26 December 2015

What is behind the regional variation in adult mortality in India?

What is behind the regional variation in adult mortality in India?

There are significant differences in adult mortality across India 

India’s crude death rate (CDR)—the number of deaths per thousand people per year—declined from 9 to 7 between 2000 and 2013, as per data from the civil registration system. A falling death rate is often associated with an overall improvement in heath and sanitation. However, drawing such an inference on the basis of CDR can sometimes be misleading because countries with younger populations will tend to have lower death rates. For example, India’s CDR (7) is lower than that of Japan (10). To overcome this anomaly, researchers often use the age-standardized mortality rate (ASMR), which is a weighted average of the age-specific mortality rates, with the weights being the proportions of persons in the corresponding age groups of the World Health Organization (WHO) standard population. WHO data shows that the magnitude of decline in ASMR in India has been similar to that of CDR. India’s ASMR declined from 12.6 in 2000 to 10.5 in 2012.
A paper authored by Usha Ram, a postdoctoral fellow at the Centre for Global Health Research, Toronto, and others, which has been published in the health journal Lancet, shows that these gains might be spread unequally across the country. The study finds significant divergences in ASMR across states. Chhattisgarh, Uttar Pradesh and Assam have the highest ASMRs.
The regional variation in adult mortality is not similar to the pattern of child mortality in India, which seems to follow a north-south divide, as has been shown in a dissertation submitted at the University of Texas at Austin.
The Lancet research paper classifies districts as being high or low adult mortality-type on the basis of conditional probability of dying (CpoD) in the district. The conditional probability of dying in a specific age bracket means the probability of an individual being in that age bracket when he or she dies. In other words, the CpoD for age 15-69 is the conditional probability that an individual aged 15 years would die before reaching the age of 70 years. Districts are classified as “high mortality districts” (for men) if the CpoD in the age bracket 15-69 is 50% or greater. Similarly, those districts are deemed as high mortality districts for women where the CpoD for women in age 15-69 exceeded 40%.
The authors show that there is low correlation between districts with high child mortality (0-14 years) and those with high mortality among adults aged 15-69 years. District-wise analysis shows that adult mortality risks in the age group 16-169 years was the highest in parts of Uttar Pradesh, Chhattisgarh, Assam and some coastal parts of Karnataka.
A majority concentration of high mortality districts in the eastern part on India’s map makes the authors suggest that there is a slight east-west divide in adult mortality, with western districts faring better than the eastern ones, in contrast to the more north-south divide in case of child mortality.
In 2014, 253 districts in India, out of total 640, were high mortality districts for adult men; in other words, one-third of the male population in India lived in high mortality districts. Similarly, a third of women lived in districts with high mortality among adult women. Also, there was considerable overlap between districts with high mortality among adult men and those with high mortality among adult women.
The question arises as to what causes the gap in mortality between various districts.
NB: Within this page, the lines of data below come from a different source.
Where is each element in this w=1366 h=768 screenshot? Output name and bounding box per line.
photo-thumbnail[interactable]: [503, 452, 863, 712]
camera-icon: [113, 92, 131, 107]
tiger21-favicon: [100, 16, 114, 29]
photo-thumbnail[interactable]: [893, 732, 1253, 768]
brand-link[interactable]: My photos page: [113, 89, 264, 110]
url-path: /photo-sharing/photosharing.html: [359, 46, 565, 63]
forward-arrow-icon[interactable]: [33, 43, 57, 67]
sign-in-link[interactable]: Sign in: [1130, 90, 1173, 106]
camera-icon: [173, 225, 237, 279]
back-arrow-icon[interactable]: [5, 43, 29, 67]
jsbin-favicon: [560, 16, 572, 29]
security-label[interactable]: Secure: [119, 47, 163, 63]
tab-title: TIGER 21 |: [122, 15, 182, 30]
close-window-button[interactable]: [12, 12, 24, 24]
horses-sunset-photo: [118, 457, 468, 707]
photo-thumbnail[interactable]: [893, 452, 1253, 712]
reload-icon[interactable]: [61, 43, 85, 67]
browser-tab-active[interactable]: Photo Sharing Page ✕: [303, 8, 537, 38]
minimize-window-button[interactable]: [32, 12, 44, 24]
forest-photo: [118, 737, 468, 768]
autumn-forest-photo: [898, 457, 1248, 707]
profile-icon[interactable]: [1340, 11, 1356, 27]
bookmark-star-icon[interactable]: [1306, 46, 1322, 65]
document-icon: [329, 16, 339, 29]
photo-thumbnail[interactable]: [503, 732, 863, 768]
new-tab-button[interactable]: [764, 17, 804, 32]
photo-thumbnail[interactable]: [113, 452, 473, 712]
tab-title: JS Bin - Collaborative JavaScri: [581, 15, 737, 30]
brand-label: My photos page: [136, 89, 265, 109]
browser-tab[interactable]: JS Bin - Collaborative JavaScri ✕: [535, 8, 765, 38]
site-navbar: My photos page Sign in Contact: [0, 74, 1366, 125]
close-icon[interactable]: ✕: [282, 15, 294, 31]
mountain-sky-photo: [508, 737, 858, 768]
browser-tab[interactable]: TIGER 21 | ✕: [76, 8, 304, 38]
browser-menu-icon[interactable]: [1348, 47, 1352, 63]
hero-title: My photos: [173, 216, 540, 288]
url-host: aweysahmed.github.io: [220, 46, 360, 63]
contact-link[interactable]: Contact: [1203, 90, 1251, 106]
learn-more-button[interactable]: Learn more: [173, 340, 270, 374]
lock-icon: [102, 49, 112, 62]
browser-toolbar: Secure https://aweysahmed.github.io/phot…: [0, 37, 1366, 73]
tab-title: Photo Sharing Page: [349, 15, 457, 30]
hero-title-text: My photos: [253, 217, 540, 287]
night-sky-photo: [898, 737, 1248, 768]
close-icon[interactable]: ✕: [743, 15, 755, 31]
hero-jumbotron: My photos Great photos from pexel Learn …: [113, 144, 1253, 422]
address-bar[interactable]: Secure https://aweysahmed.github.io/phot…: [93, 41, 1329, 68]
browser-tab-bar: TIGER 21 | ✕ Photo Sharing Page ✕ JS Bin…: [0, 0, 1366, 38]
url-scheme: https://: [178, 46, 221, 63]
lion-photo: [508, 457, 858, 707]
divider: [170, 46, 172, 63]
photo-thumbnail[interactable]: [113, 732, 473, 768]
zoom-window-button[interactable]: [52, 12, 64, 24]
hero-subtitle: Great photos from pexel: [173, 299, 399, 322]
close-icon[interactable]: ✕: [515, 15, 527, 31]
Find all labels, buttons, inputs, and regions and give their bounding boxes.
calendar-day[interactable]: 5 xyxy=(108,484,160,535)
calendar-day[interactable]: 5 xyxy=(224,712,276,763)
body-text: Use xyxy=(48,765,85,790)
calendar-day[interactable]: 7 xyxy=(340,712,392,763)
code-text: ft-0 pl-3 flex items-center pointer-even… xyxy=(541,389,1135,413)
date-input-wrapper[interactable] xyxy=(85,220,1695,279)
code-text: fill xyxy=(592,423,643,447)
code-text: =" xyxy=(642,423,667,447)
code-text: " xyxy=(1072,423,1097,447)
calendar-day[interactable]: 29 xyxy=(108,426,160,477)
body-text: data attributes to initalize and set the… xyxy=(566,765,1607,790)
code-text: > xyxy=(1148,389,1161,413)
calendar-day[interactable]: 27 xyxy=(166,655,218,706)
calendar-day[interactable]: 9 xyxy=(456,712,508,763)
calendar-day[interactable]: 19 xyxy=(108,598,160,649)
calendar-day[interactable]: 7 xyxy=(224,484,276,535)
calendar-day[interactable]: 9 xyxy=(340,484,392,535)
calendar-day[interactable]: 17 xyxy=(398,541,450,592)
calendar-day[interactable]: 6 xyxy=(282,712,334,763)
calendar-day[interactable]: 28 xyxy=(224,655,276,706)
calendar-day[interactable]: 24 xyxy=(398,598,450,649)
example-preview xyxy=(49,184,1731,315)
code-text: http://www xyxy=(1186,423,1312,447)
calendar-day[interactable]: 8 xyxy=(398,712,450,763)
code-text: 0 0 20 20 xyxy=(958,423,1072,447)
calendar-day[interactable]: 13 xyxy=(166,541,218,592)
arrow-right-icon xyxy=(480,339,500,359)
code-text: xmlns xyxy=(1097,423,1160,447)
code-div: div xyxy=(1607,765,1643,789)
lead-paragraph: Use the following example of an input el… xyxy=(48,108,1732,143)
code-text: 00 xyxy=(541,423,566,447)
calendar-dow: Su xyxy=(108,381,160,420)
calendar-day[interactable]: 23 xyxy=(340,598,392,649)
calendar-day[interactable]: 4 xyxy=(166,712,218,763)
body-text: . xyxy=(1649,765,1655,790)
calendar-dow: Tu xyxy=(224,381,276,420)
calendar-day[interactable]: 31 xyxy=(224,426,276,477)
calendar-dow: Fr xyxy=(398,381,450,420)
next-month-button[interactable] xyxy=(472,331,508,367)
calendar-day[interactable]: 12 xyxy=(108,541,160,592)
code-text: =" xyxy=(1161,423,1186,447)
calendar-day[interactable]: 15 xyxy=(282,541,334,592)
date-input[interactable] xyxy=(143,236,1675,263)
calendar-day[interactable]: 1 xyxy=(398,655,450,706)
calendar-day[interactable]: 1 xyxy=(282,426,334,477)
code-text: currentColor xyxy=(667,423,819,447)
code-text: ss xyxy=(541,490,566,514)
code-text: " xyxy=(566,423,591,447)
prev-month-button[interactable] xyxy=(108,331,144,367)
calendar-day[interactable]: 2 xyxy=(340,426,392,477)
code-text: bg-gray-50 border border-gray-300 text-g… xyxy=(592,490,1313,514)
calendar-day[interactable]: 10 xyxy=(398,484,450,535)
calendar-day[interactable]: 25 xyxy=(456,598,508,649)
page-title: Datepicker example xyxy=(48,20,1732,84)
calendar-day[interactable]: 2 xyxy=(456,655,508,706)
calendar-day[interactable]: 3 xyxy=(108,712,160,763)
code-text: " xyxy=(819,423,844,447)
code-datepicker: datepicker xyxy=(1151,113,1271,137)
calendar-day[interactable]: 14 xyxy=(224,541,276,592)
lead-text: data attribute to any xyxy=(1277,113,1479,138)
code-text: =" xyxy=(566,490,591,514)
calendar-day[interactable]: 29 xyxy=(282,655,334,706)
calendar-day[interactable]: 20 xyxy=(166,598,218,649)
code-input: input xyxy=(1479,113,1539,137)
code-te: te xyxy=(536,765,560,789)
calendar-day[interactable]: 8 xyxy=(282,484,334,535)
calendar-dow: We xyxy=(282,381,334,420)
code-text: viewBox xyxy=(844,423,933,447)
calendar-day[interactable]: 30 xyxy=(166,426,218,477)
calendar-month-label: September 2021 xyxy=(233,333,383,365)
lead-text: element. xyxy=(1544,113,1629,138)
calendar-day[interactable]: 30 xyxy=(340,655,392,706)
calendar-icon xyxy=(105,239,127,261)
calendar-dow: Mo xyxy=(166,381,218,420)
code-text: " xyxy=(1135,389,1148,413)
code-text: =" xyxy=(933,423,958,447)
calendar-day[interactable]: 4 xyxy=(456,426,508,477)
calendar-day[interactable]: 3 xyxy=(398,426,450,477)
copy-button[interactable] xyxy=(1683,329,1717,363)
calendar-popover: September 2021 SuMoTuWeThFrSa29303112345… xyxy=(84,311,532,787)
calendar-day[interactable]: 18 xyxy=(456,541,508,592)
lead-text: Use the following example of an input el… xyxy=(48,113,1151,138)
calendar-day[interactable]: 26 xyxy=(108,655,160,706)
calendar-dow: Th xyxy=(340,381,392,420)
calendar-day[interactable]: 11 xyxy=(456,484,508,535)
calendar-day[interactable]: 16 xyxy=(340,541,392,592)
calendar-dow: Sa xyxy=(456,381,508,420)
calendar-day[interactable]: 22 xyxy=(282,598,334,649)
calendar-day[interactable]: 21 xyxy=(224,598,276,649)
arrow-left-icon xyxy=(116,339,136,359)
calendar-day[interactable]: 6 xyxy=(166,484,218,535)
The authors show that deaths due to tuberculosis, vascular diseases, malaria and other infections, and respiratory diseases together contribute around 60% of the gap between high and low mortality districts. In addition, around 5% of the excess deaths among women in high-risk districts were attributed to maternity-related causes.
However, the main reasons for variation in adult mortality across districts are not clear. Statistical analysis by the authors suggests that the usual factors affecting mortality, such as district-level poverty, education, public health access, urban location and smoking, did not fully explain the differences across districts. In fact, such correlates could explain only 21% of differences in mortality among men across different districts. In case of women mortality, such factors could explain only 35%. But in case of child mortality, which exhibits a north-south divide, the results are more predictable, with the usual correlates of mortality explaining 57% of differences.
Hence, the authors conclude that “most of the variation in adult mortality could not be explained by known determinants or risk factors for premature mortality”, suggesting that further studies are required to identify the reasons behind high mortality in certain districts. The research claims to be the first such study on regional variations in mortality in India. Given the importance of districts in delivery of health services and planning, it is important that the reasons for mortality variations are looked into in greater detail.